A Yote’s Spirit
Written by Jonathan Barajas on April 6, 2021
The start of the 2020-2021 school year had many question marks come along with it. Covid had omitted almost all fall sports and forced them to continue their seasons in the spring. This small change made a huge impact. It seemed like a good short term solution to a major problem. This decision did help, but we would pay the toll in the long run. All student athletes were forced to adjust to the chaotic semester that would be packed liked sardines with games and practices. Coaches and athletic trainers also had their hands full as well. On top of all their spring duties -like recruiting and offseason training- they now have to navigate through all the other teams that need to practice and compete as well.

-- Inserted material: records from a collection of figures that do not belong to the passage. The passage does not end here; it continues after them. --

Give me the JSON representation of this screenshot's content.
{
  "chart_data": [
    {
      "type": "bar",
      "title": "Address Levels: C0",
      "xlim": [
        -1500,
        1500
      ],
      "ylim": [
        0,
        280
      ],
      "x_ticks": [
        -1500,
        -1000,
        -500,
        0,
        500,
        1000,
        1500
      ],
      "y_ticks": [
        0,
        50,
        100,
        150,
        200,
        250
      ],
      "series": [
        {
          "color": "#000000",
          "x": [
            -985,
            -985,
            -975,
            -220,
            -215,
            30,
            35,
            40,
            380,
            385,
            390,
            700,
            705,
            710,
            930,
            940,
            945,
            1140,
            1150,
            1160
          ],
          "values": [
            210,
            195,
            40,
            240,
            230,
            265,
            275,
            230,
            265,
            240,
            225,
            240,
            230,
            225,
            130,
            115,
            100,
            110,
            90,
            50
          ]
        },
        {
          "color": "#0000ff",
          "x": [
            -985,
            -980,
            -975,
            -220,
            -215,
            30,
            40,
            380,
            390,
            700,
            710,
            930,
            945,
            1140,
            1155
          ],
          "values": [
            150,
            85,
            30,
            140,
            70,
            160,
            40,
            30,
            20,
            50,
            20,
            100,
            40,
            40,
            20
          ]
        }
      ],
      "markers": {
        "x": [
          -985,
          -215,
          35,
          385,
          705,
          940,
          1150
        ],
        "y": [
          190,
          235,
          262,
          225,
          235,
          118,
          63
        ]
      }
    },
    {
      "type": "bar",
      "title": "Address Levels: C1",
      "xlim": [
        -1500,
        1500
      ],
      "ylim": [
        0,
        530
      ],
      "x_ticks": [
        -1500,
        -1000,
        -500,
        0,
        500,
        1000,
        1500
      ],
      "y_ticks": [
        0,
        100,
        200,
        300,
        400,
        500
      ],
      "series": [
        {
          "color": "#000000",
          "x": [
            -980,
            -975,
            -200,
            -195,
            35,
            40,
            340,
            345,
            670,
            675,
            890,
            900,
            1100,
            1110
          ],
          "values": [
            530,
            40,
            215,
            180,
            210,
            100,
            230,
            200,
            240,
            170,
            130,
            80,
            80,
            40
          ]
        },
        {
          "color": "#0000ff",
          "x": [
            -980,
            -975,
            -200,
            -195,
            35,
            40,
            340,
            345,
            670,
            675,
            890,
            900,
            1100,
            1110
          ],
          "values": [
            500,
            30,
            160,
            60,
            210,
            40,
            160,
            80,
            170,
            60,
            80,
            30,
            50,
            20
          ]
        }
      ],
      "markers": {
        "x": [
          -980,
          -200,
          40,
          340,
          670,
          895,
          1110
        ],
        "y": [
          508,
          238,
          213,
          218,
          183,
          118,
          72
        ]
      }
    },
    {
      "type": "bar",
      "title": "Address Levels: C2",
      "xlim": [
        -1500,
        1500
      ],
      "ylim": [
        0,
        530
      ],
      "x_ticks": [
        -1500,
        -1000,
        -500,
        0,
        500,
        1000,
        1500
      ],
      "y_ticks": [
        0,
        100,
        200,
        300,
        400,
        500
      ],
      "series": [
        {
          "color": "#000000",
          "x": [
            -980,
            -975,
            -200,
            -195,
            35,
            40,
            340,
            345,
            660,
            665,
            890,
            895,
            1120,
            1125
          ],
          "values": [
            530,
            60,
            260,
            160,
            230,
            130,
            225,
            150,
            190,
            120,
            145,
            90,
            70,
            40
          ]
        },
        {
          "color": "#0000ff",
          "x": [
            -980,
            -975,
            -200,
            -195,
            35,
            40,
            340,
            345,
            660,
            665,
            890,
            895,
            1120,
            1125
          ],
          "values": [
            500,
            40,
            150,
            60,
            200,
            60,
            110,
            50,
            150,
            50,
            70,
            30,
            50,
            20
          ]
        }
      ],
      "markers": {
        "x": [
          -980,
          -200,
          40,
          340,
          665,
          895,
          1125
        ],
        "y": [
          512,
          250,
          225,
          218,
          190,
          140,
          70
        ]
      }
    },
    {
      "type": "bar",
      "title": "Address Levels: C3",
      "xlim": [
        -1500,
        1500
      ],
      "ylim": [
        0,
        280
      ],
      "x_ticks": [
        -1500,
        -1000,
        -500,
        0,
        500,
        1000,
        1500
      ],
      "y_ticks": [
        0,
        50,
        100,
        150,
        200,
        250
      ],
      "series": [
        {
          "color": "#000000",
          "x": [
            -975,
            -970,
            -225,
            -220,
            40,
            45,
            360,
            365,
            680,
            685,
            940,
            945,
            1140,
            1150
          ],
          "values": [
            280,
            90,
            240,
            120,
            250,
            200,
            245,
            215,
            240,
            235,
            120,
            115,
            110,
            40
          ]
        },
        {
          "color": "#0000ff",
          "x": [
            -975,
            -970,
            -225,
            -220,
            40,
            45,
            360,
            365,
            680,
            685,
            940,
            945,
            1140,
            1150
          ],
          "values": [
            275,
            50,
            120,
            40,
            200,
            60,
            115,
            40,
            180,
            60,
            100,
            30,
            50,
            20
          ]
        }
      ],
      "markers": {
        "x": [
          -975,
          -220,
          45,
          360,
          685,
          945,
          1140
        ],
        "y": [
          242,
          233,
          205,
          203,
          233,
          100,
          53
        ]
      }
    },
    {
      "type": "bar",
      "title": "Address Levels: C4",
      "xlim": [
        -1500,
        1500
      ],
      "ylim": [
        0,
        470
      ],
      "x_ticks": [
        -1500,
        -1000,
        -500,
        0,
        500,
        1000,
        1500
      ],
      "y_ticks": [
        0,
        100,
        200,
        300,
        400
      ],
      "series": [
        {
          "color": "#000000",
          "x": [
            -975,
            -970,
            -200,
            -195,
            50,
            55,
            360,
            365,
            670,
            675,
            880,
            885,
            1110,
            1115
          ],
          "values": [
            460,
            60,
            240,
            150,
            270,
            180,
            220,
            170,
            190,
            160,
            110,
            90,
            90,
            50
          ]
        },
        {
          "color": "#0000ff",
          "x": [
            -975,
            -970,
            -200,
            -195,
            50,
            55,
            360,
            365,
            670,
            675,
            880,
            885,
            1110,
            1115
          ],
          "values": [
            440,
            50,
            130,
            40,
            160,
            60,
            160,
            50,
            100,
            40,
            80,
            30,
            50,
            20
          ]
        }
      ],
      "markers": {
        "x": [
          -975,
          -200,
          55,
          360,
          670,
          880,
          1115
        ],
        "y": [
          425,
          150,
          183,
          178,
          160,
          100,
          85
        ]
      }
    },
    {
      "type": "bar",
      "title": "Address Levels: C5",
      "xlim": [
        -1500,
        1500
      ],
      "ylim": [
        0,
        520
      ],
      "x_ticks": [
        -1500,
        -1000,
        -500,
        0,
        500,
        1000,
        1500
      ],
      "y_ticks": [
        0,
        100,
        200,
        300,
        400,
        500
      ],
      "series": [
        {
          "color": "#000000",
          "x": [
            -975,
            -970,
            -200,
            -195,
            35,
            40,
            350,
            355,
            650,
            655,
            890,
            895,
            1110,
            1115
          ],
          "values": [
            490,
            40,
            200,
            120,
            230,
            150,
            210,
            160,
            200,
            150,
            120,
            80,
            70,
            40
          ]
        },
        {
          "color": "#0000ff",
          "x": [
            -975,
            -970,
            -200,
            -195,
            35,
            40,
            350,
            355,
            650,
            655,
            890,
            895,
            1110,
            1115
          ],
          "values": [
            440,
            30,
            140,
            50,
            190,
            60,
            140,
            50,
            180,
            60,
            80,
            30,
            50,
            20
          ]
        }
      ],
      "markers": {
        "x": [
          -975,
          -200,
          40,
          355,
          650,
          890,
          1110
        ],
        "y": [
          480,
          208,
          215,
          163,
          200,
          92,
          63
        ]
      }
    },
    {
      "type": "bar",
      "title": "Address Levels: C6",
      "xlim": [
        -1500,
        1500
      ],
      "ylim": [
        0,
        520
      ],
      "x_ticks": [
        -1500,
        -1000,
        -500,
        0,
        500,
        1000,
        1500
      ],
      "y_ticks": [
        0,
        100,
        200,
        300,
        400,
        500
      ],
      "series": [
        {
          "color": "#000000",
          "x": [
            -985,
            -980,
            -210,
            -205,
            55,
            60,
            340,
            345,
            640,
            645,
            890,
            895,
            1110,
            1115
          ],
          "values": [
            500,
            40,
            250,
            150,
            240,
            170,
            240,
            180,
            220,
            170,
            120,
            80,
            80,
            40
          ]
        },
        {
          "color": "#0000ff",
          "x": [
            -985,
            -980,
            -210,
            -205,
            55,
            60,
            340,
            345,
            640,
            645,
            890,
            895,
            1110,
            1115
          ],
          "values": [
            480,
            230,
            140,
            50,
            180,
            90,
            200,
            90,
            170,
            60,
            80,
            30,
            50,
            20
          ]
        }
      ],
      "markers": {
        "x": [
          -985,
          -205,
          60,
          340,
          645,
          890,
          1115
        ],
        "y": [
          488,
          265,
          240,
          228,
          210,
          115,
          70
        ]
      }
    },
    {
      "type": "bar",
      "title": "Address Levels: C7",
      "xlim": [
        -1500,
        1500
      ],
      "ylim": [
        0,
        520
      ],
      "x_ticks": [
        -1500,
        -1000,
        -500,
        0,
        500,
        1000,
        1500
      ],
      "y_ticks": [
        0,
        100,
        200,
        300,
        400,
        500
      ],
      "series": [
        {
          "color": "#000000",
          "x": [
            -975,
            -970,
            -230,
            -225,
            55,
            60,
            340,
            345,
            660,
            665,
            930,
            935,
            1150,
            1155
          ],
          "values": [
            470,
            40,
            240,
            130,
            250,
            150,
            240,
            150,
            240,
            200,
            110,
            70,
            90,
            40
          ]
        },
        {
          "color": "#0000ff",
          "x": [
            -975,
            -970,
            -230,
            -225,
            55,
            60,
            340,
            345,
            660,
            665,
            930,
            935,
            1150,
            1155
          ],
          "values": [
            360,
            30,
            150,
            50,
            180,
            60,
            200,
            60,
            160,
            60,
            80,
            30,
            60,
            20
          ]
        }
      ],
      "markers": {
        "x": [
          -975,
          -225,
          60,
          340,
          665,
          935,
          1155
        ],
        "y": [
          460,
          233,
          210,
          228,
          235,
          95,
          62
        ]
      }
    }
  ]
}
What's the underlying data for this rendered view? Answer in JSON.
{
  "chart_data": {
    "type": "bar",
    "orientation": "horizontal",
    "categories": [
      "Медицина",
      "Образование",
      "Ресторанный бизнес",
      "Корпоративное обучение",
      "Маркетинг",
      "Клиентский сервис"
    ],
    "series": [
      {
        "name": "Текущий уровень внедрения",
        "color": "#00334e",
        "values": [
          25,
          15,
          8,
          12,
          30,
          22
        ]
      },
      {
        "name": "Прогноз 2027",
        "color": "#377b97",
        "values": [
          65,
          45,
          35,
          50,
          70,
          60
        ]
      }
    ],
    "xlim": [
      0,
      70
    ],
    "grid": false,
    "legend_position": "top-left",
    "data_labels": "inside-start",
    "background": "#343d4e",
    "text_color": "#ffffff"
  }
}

With all these things going on, it is a common question to think, “is this season really worth it?” I personally don’t think this is a true year as far as sports go. Many athletic programs had little to no time to prepare for their upcoming season. Even if they were prepared, the best of teams were no match for the corona virus. Some programs were forced to completely shut down and post pone games because many of their athletes were exposed and had to quarantine. This affected other programs as well, because they were then challenged to find other opponents in a short amount of time. Although it may seem like this season was forced, I thought it would be important to get the opinions of other athletes from different sports about the subject. That way, we can see how people of the KWU community can share and shine a light on what things look like on our side of the bubble.
Football is one sport that many people have their eyes on. It is normally one of the more popular sports at Kansas Wesleyan, and on top of that they have three games left in the spring. Football in the spring is a common thing that happens every year, this is normally a practice offseason period used to develop players and increase their knowledge on the playbook. The uncommon part of this is the regular season games being played. This throws off the usual spring training routine that coaches and players have been used to their whole lives, but if you look at it closely, the change actually helps the football team. Richard Salvador, History, a linebacker for the KWU Coyotes talks about how this spring, individual growth is key and how players should focus on their goals. Salvador also mentions how this regular season doesn’t really have an overall meaning as far as KWU becoming conference champs or earning a playoff berth, but it is still important to focus on the main goal which is getting better for next season. The games can be seen as milestone challenges to see how far the team has come, this is something that has never happened in the spring before, and it just takes some adjustment to get used to it.
Obviously, football isn’t the only sport being played this semester. Another KW program that has been hard at work is the men’s and women’s soccer teams. The soccer teams have also needed to adapt as usually their season takes place in the fall. I asked Steven Moya, a senior at Kansas Wesleyan what his opinion on the extended season was and he said,
“At first, I did not expect to play [in the spring] so I focused all my efforts in the fall”
Moya explains how, similar to football, has an offseason period to rehab injuries and rest up the body during the spring semester. Soccer players have to balance school and even make sacrifices in order to play this two part season. That is not all Moya had to say about the matter, he mentions how at the end of the day he is glad he gets to make some more memories with his teammates as well as get the opportunity to play a sport that he loves. The soccer team has handled the adversity well so far going with a conference record of 4-2-1. This is exciting news and goes to show how resilient the Coyote spirit is.
If there is any one sport that has it worst, it might be the the Cheer and Dance teams. As usual, they cheer for the major sports teams around campus all year long. With all sports being pushed into the second semester, they still need to cheer for the teams just in half the time that they usually have. Covid has not been nice the the Cheer and Dance squad this semester, they are needed to be at all major games, but at the same time, they have competitions every weekend that they need to prepare for. They now need to balance games, competitions, and a full time schedule in one semester. Marley Neale, Nursing, a cheerleader at KWU talks about how she stays organized using “an excel spreadsheet, where I list everything in [her] schedule.” This seems like an efficient way to keep track of daily routines. Neale also shares how a typical week consist of two hour practices six days a week. This goes to show the commitment of these strong men and women that work their tails off week in and week out in order to put on good performances. Along with their busy schedule, Neale says the adversity is there and they are just going to face it.
Now it may seem like the season is not worth it and student-athletes lives just got harder, but I believe there is important lessons layered throughout this whole experience. Each one of theses students explained how they were forced to adapt to the adversity that came their way. This is what they can expect in their lives as they graduate and get older. There will be times when a virus, that was made in a lab and started by a bat takes over the world and completely shuts everything down; but the important thing to do is take the adapt and overcome the situation. That is exactly what every Kansas Wesleyan Coyote did this year and everyone of them should be proud. Hopefully after this summer break, life resumes back to normal.